第21話

 一方ユーリはダニエルの元へ行き、無事婚約に漕ぎ着けた。


「では宜しくお願いしますね♡」


「は、はい」


 ふん、私の美貌があれば楽勝ね。

 ダニエルは気が弱そうだし、お金は前の婚約者のウィリアムよりあるし、取り敢えず私の人生は安泰ね。


 ユーリは内心ほくそ笑んでいた。

 レイラの奴はムカつくけど、私には些細なアクシデントなのだ。

 気にする事なんてない。


 そうして家に帰ると、父と母が何やら話をしていた。


「お父様、お母様、どうされましたか?」


「ああ、実はウィリアム男爵から連絡があってな、税金を取りすぎているから引き下げようと相談されて……」


「え?」


 まだ姉のレイラが追放された事は世には広めていないが、そういえばウィリアムはこの前のパーティーにも出ているし、レイラがもうこの屋敷からいないことを知っている?

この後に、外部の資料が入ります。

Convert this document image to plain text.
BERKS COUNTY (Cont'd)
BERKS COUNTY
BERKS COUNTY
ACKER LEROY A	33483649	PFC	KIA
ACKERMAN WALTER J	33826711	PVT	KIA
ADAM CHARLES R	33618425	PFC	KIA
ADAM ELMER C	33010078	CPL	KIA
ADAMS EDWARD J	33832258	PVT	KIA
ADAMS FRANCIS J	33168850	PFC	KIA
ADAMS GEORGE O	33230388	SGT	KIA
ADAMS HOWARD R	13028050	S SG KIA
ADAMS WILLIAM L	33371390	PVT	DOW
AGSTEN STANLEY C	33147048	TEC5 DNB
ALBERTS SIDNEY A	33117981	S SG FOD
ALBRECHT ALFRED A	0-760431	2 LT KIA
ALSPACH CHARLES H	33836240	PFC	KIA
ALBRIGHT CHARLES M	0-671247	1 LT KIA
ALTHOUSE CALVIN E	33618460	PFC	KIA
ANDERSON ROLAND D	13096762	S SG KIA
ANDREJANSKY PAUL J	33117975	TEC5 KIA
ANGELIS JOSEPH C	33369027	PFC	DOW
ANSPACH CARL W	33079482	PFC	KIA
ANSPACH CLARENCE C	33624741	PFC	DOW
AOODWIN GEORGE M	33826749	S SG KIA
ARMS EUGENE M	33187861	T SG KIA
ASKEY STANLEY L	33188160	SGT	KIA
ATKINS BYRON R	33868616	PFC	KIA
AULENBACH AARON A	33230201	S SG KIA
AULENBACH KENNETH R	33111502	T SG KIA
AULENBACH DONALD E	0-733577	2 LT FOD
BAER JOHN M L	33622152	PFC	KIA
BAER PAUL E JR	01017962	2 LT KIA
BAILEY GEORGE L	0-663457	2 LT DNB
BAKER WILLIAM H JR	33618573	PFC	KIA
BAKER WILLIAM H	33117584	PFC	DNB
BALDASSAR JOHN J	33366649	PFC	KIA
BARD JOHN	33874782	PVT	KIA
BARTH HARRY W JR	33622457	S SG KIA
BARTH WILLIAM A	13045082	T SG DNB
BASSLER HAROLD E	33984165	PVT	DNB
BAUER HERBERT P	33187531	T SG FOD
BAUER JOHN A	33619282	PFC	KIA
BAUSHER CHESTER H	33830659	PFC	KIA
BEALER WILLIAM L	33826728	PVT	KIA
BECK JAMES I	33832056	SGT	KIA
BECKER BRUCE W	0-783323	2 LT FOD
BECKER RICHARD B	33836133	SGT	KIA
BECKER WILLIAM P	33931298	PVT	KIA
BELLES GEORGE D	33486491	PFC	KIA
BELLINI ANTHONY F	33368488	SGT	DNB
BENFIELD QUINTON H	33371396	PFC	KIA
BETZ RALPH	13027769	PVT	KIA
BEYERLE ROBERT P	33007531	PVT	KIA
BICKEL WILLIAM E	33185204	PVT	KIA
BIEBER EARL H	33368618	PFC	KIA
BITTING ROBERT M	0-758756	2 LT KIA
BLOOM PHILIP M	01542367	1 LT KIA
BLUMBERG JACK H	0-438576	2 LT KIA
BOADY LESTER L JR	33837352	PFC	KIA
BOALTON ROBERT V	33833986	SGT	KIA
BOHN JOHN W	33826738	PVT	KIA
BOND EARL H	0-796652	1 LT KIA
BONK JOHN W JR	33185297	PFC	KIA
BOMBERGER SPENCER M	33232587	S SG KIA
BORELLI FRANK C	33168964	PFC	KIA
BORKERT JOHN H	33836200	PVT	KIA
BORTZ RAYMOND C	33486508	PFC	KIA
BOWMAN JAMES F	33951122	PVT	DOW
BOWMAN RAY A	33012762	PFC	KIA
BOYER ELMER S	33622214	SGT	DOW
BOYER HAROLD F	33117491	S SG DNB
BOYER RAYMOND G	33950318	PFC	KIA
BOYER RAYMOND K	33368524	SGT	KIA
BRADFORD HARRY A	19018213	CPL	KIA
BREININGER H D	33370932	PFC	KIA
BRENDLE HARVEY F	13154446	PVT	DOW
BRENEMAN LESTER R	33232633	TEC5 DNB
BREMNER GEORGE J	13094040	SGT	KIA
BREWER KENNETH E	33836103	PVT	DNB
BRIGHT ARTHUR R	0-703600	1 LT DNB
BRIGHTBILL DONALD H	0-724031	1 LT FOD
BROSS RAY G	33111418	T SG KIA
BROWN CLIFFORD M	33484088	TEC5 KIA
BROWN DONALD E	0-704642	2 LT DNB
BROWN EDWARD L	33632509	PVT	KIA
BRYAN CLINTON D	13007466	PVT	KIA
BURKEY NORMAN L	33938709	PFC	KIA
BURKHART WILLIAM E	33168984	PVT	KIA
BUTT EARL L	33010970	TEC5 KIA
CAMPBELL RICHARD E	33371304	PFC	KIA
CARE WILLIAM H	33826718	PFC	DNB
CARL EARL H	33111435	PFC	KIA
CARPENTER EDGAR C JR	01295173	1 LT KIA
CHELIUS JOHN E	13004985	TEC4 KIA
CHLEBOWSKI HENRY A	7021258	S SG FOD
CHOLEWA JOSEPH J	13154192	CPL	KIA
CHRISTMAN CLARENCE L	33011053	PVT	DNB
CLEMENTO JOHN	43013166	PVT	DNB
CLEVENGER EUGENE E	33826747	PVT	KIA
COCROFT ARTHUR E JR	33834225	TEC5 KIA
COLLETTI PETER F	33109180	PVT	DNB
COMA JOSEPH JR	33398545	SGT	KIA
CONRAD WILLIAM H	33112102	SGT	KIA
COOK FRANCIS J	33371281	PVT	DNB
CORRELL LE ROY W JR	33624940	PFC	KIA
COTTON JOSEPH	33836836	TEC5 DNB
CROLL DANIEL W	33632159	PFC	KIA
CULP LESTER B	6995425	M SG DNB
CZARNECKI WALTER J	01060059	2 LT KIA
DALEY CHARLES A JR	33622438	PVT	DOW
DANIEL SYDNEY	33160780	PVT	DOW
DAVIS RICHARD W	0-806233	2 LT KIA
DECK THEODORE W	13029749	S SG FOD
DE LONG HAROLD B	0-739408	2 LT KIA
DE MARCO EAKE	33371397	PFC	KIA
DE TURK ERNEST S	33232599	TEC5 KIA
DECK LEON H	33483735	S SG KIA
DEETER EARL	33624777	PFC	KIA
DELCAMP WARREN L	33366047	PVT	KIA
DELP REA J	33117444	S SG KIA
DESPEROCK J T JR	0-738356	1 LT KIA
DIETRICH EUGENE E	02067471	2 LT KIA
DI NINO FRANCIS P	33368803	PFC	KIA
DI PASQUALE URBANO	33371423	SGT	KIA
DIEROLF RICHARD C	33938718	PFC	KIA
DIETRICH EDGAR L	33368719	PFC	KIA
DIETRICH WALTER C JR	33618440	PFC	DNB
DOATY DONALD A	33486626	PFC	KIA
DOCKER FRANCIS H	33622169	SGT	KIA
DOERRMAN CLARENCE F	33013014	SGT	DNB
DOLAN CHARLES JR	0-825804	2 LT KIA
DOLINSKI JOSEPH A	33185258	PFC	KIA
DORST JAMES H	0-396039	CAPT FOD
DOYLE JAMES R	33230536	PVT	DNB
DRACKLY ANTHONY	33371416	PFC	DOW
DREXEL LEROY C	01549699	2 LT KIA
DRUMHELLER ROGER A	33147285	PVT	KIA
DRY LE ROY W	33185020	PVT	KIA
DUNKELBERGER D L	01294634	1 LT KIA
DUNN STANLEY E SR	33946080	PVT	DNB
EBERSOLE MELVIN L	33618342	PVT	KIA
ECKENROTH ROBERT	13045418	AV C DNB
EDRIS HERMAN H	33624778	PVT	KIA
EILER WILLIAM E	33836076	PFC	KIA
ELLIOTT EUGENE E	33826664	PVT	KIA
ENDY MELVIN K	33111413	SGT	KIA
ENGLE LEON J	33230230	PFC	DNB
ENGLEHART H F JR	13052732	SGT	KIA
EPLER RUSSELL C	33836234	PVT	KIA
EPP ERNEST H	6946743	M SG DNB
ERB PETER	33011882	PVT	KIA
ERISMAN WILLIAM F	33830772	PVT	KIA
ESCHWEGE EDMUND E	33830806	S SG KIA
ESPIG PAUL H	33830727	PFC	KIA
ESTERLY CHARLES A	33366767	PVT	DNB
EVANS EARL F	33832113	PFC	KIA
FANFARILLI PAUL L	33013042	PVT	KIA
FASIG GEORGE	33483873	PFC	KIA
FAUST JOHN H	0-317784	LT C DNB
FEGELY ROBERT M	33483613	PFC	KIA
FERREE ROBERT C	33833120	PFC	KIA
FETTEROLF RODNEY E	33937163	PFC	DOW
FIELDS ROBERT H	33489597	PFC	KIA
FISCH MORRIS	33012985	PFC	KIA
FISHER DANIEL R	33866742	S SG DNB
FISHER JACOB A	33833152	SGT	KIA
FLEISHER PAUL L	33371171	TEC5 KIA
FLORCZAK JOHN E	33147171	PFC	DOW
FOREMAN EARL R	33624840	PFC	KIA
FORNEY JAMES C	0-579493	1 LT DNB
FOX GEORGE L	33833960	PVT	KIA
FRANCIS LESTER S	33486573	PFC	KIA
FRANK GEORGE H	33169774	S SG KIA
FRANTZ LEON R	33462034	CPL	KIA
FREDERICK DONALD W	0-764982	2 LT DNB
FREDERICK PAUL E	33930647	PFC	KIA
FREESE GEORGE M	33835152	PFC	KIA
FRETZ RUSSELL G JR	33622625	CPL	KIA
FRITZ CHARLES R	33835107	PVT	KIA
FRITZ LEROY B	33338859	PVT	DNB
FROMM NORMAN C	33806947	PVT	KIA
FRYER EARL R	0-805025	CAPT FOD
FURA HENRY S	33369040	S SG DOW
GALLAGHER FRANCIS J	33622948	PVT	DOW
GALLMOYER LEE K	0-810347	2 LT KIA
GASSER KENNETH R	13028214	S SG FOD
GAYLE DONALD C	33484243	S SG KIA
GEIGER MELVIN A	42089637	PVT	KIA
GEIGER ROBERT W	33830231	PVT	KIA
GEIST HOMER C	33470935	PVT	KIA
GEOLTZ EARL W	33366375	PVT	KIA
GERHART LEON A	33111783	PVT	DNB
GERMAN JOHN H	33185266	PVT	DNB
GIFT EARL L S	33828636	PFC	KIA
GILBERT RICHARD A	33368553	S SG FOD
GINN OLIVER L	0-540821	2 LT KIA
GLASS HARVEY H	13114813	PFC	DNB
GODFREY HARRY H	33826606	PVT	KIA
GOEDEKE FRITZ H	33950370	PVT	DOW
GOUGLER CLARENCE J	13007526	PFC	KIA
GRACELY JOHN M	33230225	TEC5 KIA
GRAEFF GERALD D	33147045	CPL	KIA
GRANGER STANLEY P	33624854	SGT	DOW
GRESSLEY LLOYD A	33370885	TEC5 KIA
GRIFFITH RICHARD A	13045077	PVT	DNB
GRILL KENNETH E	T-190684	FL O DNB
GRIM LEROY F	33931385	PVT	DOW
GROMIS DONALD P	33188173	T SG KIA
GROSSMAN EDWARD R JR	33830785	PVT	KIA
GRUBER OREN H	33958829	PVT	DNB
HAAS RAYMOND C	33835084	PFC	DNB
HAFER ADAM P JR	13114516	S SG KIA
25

「まあ、レイラの我が儘も聞かなくていいし、昔の様に税金を戻した方がいいと思っててな」


「そ、そうですか……」


 本当は反対したいが、私がここで反対したら父と母に疑われる。


 それにしてもウィリアムの奴、手を打つのが早くないか?

 もう少し後になると思っていたんだけど……


「ユーリ、顔色が良くないけれど、どうしたの?」


 そう母に指摘される。


「あ、いいえ、ちょっと色々な事が起こって疲れてしまった様で……」

「そうね、確かにレイラの一件以来色々あったし、ゆっくり休みなさい」

「ええ、そうします」


 そうユーリは部屋へと戻った。


「レイラの奴、居ても居なくても邪魔なんて、本当嫌な奴ね」


 そうユーリが呟くのを、メイド達は聞き逃さなかった。


「全く、自業自得でしょうに」

「それにしてもレイラお嬢様が心配だわ、だってお嬢様は世間で叩かれている事を知らないはず……」

「そうね……」


 メイド達は顔を見合わせる。


「私達も逃げましょうか?」

「ええ!?でもどうやって?」

「レイラお嬢様が言っていたじゃない。上手く逃げなさいって」


 そうメイドはニコリと笑った。



「何?風邪を引いた?それも集団で?」


 そうブラウン家当主は目を丸くして尋ねる。

 メイド達はマスクをしてゴホゴホと咳き込んでいた。


「え、ええ。ゲホ、実は今朝から身体が重くて。みんなにもうつしてしまった様で、ゴホゴホ」

「それは大変だ。今すぐ医者を」

「あ、いいえ、ただの風邪ですので、ですが何故感染力が強く、このままではお屋敷の方全員にうつしてしまうので、治るまで休暇を頂けませんか?」


「そ、そうなのか?ううむ、まあ幸いレイラの侍女ばかりだし、休んでも大丈夫だろう。安静にする様に」


「あ、ありがとうございます!」


 そう言ってメイド達はこぞって出て行った。


「帰る時の足取りが何だか軽い様な……まあいいか」



「さあ、私達もレイラお嬢様の元へ向かいましょう!」

「でも、一体何処にいるんでしょう?」

「歩いて行ける範囲だと思うし、取り敢えず街の方へ行ってみましょう」


 こうしてメイド達は無事屋敷を逃げる事が出来た。